Adoption means that an adult person takes a child who is not biologically his or hers and makes that child his or her own child. He or she acquires full parental responsibilities and rights towards the child.
Source: A simple guide to South African Family Law by Nthabiseng Monareng
A child may be adopted by:
· Husband and wife jointly.
· A single person, including a widow, divorced or unmarried person.
· A couple in a same sex relationship.
· A married person whose spouse is the parent of the child.
· If the child was born within a marriage, consent of both parents is required.
· In respect of a child born outside marriage, only the consent of the mother is required. The consent of the father will be required only if he has acknowledged paternity in writing.
· The consent must be in writing and signed in the presence of a commissioner of child welfare.
Procedure for adopting a child
· An application to adopt must be made at the children’s court.
· A social worker will be appointed.
· The social worker will hold interviews with the person who wants to adopt.
· The social worker will also assess the life situation, personal circumstances and financial means of the person who wants to adopt.
· The social worker will then write a report and hand it over to the Children’s Court.
Criteria for adoption
The court will do the following:
· Assess whether adoption is in the best interests of the child.
· Consider the report of the social worker.
· Assess if the person who wants to adopt has adequate resources to educate and maintain the child.
· Assess whether the person who wants to adopt is a fit and proper person.

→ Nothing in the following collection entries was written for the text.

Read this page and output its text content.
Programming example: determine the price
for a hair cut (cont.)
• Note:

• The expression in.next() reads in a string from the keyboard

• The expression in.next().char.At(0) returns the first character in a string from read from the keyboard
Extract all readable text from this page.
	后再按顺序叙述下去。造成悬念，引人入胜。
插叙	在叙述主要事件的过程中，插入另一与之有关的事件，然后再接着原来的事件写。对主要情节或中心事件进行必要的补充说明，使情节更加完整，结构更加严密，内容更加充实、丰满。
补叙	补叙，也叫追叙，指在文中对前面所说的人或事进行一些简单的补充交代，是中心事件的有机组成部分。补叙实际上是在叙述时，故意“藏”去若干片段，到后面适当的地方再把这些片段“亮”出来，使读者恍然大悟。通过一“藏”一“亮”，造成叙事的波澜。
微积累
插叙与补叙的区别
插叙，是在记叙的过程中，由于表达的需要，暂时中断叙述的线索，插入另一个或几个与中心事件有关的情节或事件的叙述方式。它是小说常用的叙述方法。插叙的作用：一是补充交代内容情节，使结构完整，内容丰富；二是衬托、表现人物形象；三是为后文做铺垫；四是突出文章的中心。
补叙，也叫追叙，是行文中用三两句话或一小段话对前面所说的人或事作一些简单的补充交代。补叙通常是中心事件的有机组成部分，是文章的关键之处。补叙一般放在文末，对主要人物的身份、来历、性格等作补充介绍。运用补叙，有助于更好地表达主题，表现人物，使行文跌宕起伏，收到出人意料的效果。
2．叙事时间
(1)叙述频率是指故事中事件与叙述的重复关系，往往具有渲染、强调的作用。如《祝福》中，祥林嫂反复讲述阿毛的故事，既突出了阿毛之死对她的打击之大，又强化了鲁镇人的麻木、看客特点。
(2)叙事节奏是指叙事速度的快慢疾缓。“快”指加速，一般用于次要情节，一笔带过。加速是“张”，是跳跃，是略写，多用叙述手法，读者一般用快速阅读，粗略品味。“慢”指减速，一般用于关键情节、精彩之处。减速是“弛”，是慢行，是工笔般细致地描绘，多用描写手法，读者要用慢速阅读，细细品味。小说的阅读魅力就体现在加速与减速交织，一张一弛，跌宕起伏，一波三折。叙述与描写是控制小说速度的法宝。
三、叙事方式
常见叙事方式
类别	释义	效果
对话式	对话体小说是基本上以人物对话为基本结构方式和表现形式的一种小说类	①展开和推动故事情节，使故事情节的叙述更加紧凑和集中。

· Ensure that the required consent has been obtained.
Consequences of adoption
· Adoption terminates the relationship, rights and obligations that exist between the child and the biological parents and their relatives.
· The child will be regarded for all purposes as the child of the adoptive parents and he or she will have the surname of the adoptive parents.
General notes about children
1. The best interests of the child are the most important factor regarding the welfare of the children.
2. Both parents must take part in raising their child or children.
3. Parents must always put aside their differences for the benefit of the children.